Cells of M. sporadica are small and highly flexible, bearing multiple elongate extensions used in locomotion and prey capture. The organism is considered a benthic bacterivore and has since been recovered from several shallow-water and intertidal environments, indicating a wider ecological distribution than originally assumed.
==Morphology==
Cells of Meteora sporadica are small, typically 4–5 μm in length and 3–4 μm in width, with a flexible, bilaterally symmetrical body. The organism possesses a long anterior–posterior axis and usually two lateral arm-like extensions, although additional arms or short protrusions may appear in some individuals. These lateral arms move independently in a sweeping or rowing motion and are involved in prey capture.

The cell surface contains numerous ovoid extrusomes (~240 × 180 nm) distributed along the long axis and arms. These extrusomes attach to bacterial prey and are commonly observed discharged inside food vacuoles. Transmission electron microscopy shows that the long axis and arms are supported by bundles of microtubules originating from a cluster of subnuclear microtubule-organizing centers (MTOCs), and the cell lacks any flagella or axoneme-like structures. The mitochondrion is branched, positioned dorsally to the nucleus, and contains flat cristae. Cell division occurs along the longitudinal axis, producing two daughter cells that rapidly regenerate their missing ends after cytokinesis.

== Ecology ==
Meteora sporadica has been reported from a variety of benthic environments.
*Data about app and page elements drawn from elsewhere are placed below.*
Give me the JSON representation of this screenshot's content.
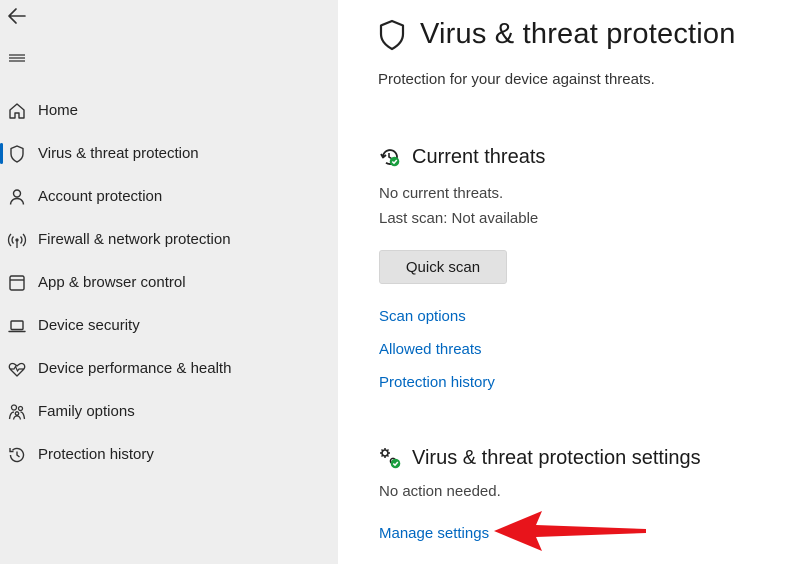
{
  "sidebar": {
    "back_icon": "back-arrow-icon",
    "menu_icon": "hamburger-menu-icon",
    "items": [
      {
        "label": "Home",
        "icon": "home-icon",
        "active": false
      },
      {
        "label": "Virus & threat protection",
        "icon": "shield-icon",
        "active": true
      },
      {
        "label": "Account protection",
        "icon": "person-icon",
        "active": false
      },
      {
        "label": "Firewall & network protection",
        "icon": "wireless-icon",
        "active": false
      },
      {
        "label": "App & browser control",
        "icon": "app-window-icon",
        "active": false
      },
      {
        "label": "Device security",
        "icon": "laptop-icon",
        "active": false
      },
      {
        "label": "Device performance & health",
        "icon": "heart-pulse-icon",
        "active": false
      },
      {
        "label": "Family options",
        "icon": "family-icon",
        "active": false
      },
      {
        "label": "Protection history",
        "icon": "history-icon",
        "active": false
      }
    ]
  },
  "main": {
    "title": "Virus & threat protection",
    "subtitle": "Protection for your device against threats.",
    "current_threats": {
      "title": "Current threats",
      "status": "No current threats.",
      "last_scan": "Last scan: Not available",
      "quick_scan_label": "Quick scan",
      "links": {
        "scan_options": "Scan options",
        "allowed_threats": "Allowed threats",
        "protection_history": "Protection history"
      }
    },
    "settings": {
      "title": "Virus & threat protection settings",
      "status": "No action needed.",
      "manage_link": "Manage settings"
    }
  },
  "colors": {
    "accent": "#0067c0",
    "sidebar_bg": "#eeeeee",
    "annotation_arrow": "#e8141b",
    "status_green": "#1a9e3f"
  }
}
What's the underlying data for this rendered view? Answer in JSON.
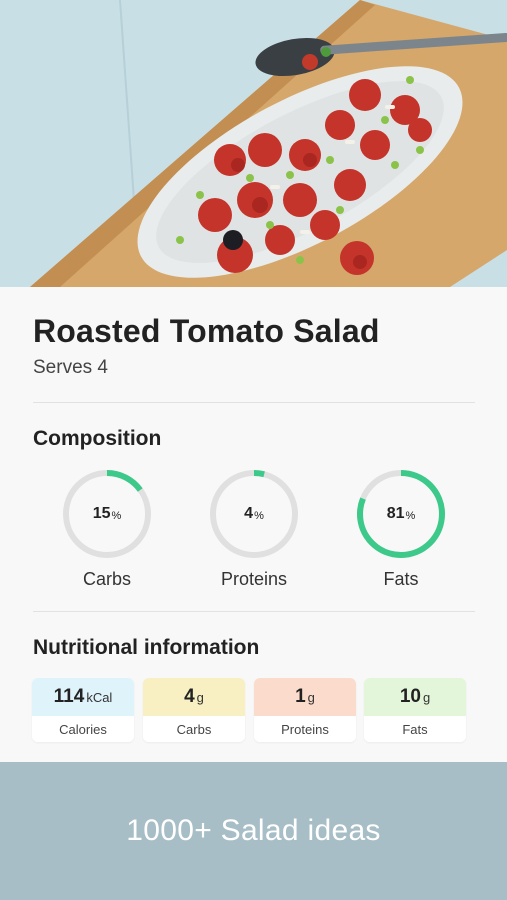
{
  "recipe": {
    "title": "Roasted Tomato Salad",
    "serves": "Serves 4"
  },
  "composition": {
    "heading": "Composition",
    "items": [
      {
        "label": "Carbs",
        "value": "15",
        "unit": "%",
        "percent": 15
      },
      {
        "label": "Proteins",
        "value": "4",
        "unit": "%",
        "percent": 4
      },
      {
        "label": "Fats",
        "value": "81",
        "unit": "%",
        "percent": 81
      }
    ],
    "ring_color": "#3cc98a",
    "track_color": "#e0e0e0"
  },
  "nutrition": {
    "heading": "Nutritional information",
    "items": [
      {
        "label": "Calories",
        "value": "114",
        "unit": "kCal",
        "color": "#dff3fb"
      },
      {
        "label": "Carbs",
        "value": "4",
        "unit": "g",
        "color": "#f8efc2"
      },
      {
        "label": "Proteins",
        "value": "1",
        "unit": "g",
        "color": "#fbdccc"
      },
      {
        "label": "Fats",
        "value": "10",
        "unit": "g",
        "color": "#e3f6d9"
      }
    ]
  },
  "footer": {
    "text": "1000+ Salad ideas",
    "background": "#a7bec6"
  },
  "hero": {
    "image_icon": "tomato-salad-photo"
  }
}
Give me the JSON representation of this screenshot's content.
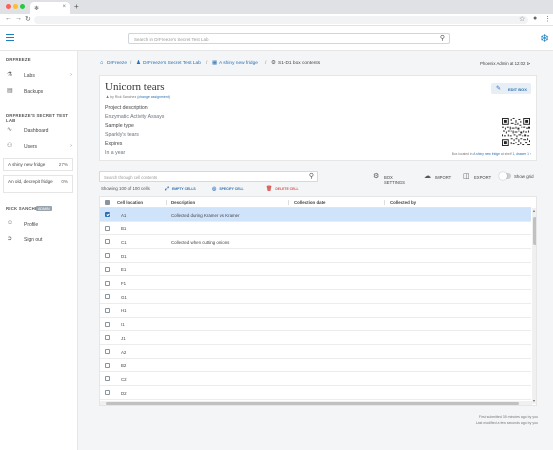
{
  "browser": {
    "tab_title": "",
    "colors": {
      "close": "#ff5f57",
      "minimize": "#febc2e",
      "maximize": "#28c840"
    }
  },
  "header": {
    "search_placeholder": "Search in DrFreeze's Secret Test Lab"
  },
  "sidebar": {
    "section_user": "DRFREEZE",
    "labs_label": "Labs",
    "backups_label": "Backups",
    "section_lab": "DRFREEZE'S SECRET TEST LAB",
    "dashboard_label": "Dashboard",
    "users_label": "Users",
    "fridges": [
      {
        "name": "A shiny new fridge",
        "percent": "27%"
      },
      {
        "name": "An old, decrepit fridge",
        "percent": "0%"
      }
    ],
    "section_account": "RICK SANCHEZ",
    "admin_badge": "ADMIN",
    "profile_label": "Profile",
    "signout_label": "Sign out"
  },
  "breadcrumb": {
    "items": [
      "DrFreeze",
      "DrFreeze's Secret Test Lab",
      "A shiny new fridge",
      "S1-D1 box contents"
    ],
    "sep": "/",
    "phoenix": "Phoenix Admin at 12:02"
  },
  "box": {
    "title": "Unicorn tears",
    "byline_prefix": "by Rick Sanchez",
    "byline_link": "(change assignment)",
    "project_label": "Project description",
    "project_value": "Enzymatic Activity Assays",
    "sample_label": "Sample type",
    "sample_value": "Sparkly's tears",
    "expires_label": "Expires",
    "expires_value": "In a year",
    "edit_label": "EDIT BOX",
    "located_prefix": "Box located in",
    "located_link": "A shiny new fridge",
    "located_mid": "at shelf",
    "located_shelf": "1, drawer 1"
  },
  "toolbar": {
    "cell_search_placeholder": "Search through cell contents",
    "box_settings": "BOX SETTINGS",
    "import": "IMPORT",
    "export": "EXPORT",
    "show_grid": "Show grid",
    "showing": "Showing 100 of 100 cells",
    "empty_cells": "EMPTY CELLS",
    "specify_cell": "SPECIFY CELL",
    "delete_cell": "DELETE CELL",
    "action_colors": {
      "empty": "#2a6fb3",
      "specify": "#2a6fb3",
      "delete": "#d9534f"
    }
  },
  "table": {
    "columns": [
      "Cell location",
      "Description",
      "Collection date",
      "Collected by"
    ],
    "rows": [
      {
        "loc": "A1",
        "desc": "Collected during Kramer vs Kramer",
        "selected": true
      },
      {
        "loc": "B1",
        "desc": "",
        "selected": false
      },
      {
        "loc": "C1",
        "desc": "Collected when cutting onions",
        "selected": false
      },
      {
        "loc": "D1",
        "desc": "",
        "selected": false
      },
      {
        "loc": "E1",
        "desc": "",
        "selected": false
      },
      {
        "loc": "F1",
        "desc": "",
        "selected": false
      },
      {
        "loc": "G1",
        "desc": "",
        "selected": false
      },
      {
        "loc": "H1",
        "desc": "",
        "selected": false
      },
      {
        "loc": "I1",
        "desc": "",
        "selected": false
      },
      {
        "loc": "J1",
        "desc": "",
        "selected": false
      },
      {
        "loc": "A2",
        "desc": "",
        "selected": false
      },
      {
        "loc": "B2",
        "desc": "",
        "selected": false
      },
      {
        "loc": "C2",
        "desc": "",
        "selected": false
      },
      {
        "loc": "D2",
        "desc": "",
        "selected": false
      }
    ]
  },
  "footer": {
    "line1": "First submitted 35 minutes ago by you",
    "line2": "Last modified a few seconds ago by you"
  }
}
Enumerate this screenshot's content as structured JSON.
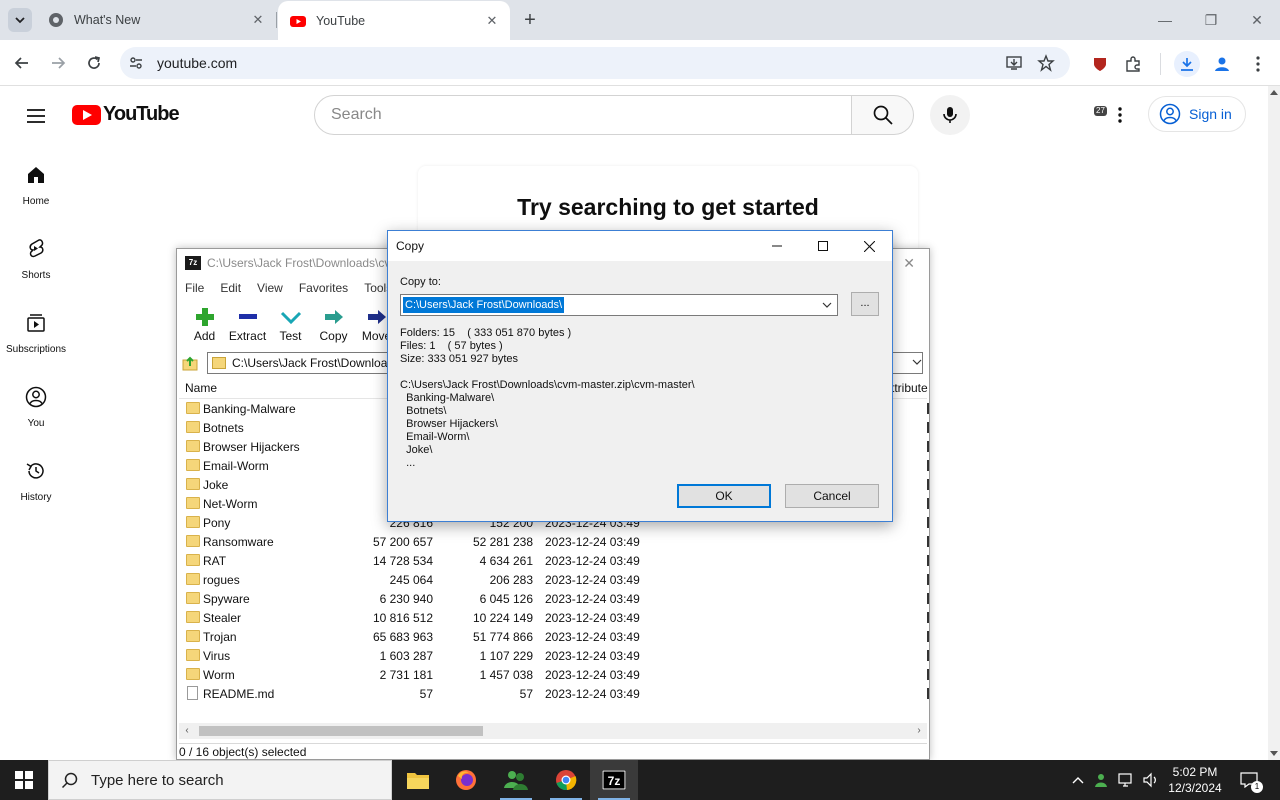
{
  "browser": {
    "tabs": [
      {
        "label": "What's New",
        "close": "✕"
      },
      {
        "label": "YouTube",
        "close": "✕"
      }
    ],
    "url": "youtube.com",
    "extension_badge": "27",
    "accent": "#1a73e8"
  },
  "youtube": {
    "logo_text": "YouTube",
    "search_placeholder": "Search",
    "sign_in": "Sign in",
    "empty_title": "Try searching to get started",
    "sidebar": [
      {
        "label": "Home",
        "icon": "home-icon"
      },
      {
        "label": "Shorts",
        "icon": "shorts-icon"
      },
      {
        "label": "Subscriptions",
        "icon": "subscriptions-icon"
      },
      {
        "label": "You",
        "icon": "you-icon"
      },
      {
        "label": "History",
        "icon": "history-icon"
      }
    ],
    "brand_color": "#ff0000"
  },
  "sevenzip": {
    "title": "C:\\Users\\Jack Frost\\Downloads\\cv",
    "menu": [
      "File",
      "Edit",
      "View",
      "Favorites",
      "Tools"
    ],
    "toolbar": [
      "Add",
      "Extract",
      "Test",
      "Copy",
      "Move"
    ],
    "address": "C:\\Users\\Jack Frost\\Downloa",
    "columns": {
      "name": "Name",
      "attributes": "ttribute"
    },
    "rows": [
      {
        "name": "Banking-Malware",
        "size": "4",
        "packed": "",
        "date": "",
        "type": "folder"
      },
      {
        "name": "Botnets",
        "size": "14!",
        "packed": "",
        "date": "",
        "type": "folder"
      },
      {
        "name": "Browser Hijackers",
        "size": "3",
        "packed": "",
        "date": "",
        "type": "folder"
      },
      {
        "name": "Email-Worm",
        "size": "3",
        "packed": "",
        "date": "",
        "type": "folder"
      },
      {
        "name": "Joke",
        "size": "14",
        "packed": "",
        "date": "",
        "type": "folder"
      },
      {
        "name": "Net-Worm",
        "size": "5",
        "packed": "",
        "date": "",
        "type": "folder"
      },
      {
        "name": "Pony",
        "size": "226 816",
        "packed": "152 200",
        "date": "2023-12-24 03:49",
        "type": "folder"
      },
      {
        "name": "Ransomware",
        "size": "57 200 657",
        "packed": "52 281 238",
        "date": "2023-12-24 03:49",
        "type": "folder"
      },
      {
        "name": "RAT",
        "size": "14 728 534",
        "packed": "4 634 261",
        "date": "2023-12-24 03:49",
        "type": "folder"
      },
      {
        "name": "rogues",
        "size": "245 064",
        "packed": "206 283",
        "date": "2023-12-24 03:49",
        "type": "folder"
      },
      {
        "name": "Spyware",
        "size": "6 230 940",
        "packed": "6 045 126",
        "date": "2023-12-24 03:49",
        "type": "folder"
      },
      {
        "name": "Stealer",
        "size": "10 816 512",
        "packed": "10 224 149",
        "date": "2023-12-24 03:49",
        "type": "folder"
      },
      {
        "name": "Trojan",
        "size": "65 683 963",
        "packed": "51 774 866",
        "date": "2023-12-24 03:49",
        "type": "folder"
      },
      {
        "name": "Virus",
        "size": "1 603 287",
        "packed": "1 107 229",
        "date": "2023-12-24 03:49",
        "type": "folder"
      },
      {
        "name": "Worm",
        "size": "2 731 181",
        "packed": "1 457 038",
        "date": "2023-12-24 03:49",
        "type": "folder"
      },
      {
        "name": "README.md",
        "size": "57",
        "packed": "57",
        "date": "2023-12-24 03:49",
        "type": "file"
      }
    ],
    "status": "0 / 16 object(s) selected"
  },
  "copy_dialog": {
    "title": "Copy",
    "label": "Copy to:",
    "destination": "C:\\Users\\Jack Frost\\Downloads\\",
    "browse": "...",
    "info": "Folders: 15    ( 333 051 870 bytes )\nFiles: 1    ( 57 bytes )\nSize: 333 051 927 bytes",
    "paths": "C:\\Users\\Jack Frost\\Downloads\\cvm-master.zip\\cvm-master\\\n  Banking-Malware\\\n  Botnets\\\n  Browser Hijackers\\\n  Email-Worm\\\n  Joke\\\n  ...",
    "ok": "OK",
    "cancel": "Cancel"
  },
  "taskbar": {
    "search_placeholder": "Type here to search",
    "time": "5:02 PM",
    "date": "12/3/2024",
    "notification_count": "1",
    "apps": [
      "file-explorer-icon",
      "firefox-icon",
      "people-icon",
      "chrome-icon",
      "7zip-icon"
    ]
  }
}
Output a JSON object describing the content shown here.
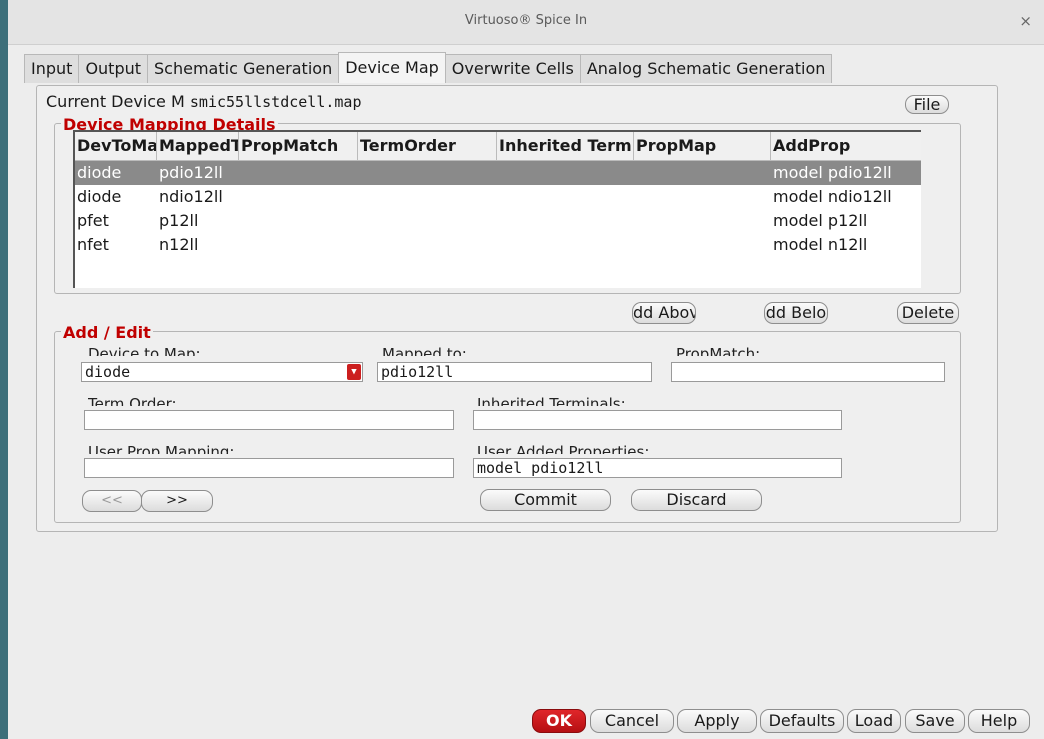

The original 2002 specimen was isolated from deep-sea sediments at a depth of 1,230 m in the Sporades Basin of the Mediterranean Sea. Later studies cultured additional isolates from shallow coastal sediments (0–1 m) near Syros Island, Greece, and from intertidal sediments along the Labrador Coast, Canada, demonstrating that the species is not restricted to deep-sea habitats.

Observations of living cells show that M. sporadica moves by gliding along sediment surfaces and captures bacteria using its lateral arm-like appendages. Extrusomes are frequently found attached to ingested bacterial cells inside food vacuoles, indicating a bacterivorous lifestyle. These findings suggest that Meteora occupies a niche as a small benthic microbial predator within marine sediment communities.

==Behavior==
Meteora sporadica exhibits a distinctive gliding form of locomotion. The cell moves along its elongated longitudinal axis while the lateral arms swing in a regular back-and-forth pattern.
Gliding continues even when the arms are immobile or absent, indicating that arm movement is not required for motility.

The organism often produces rapid protrusions from its arms or long axis, forming temporary extensions up to 3 μm in length. During feeding, Meteora captures bacterial prey using extrusomes located mostly on the arms; the attached prey is transported toward the cell body and phagocytosed.

Cell division occurs across the longitudinal axis. The cell pauses movement while the body shifts slightly before cytokinesis begins; daughter cells subsequently regenerate the missing ends of the long axis within approximately five minutes.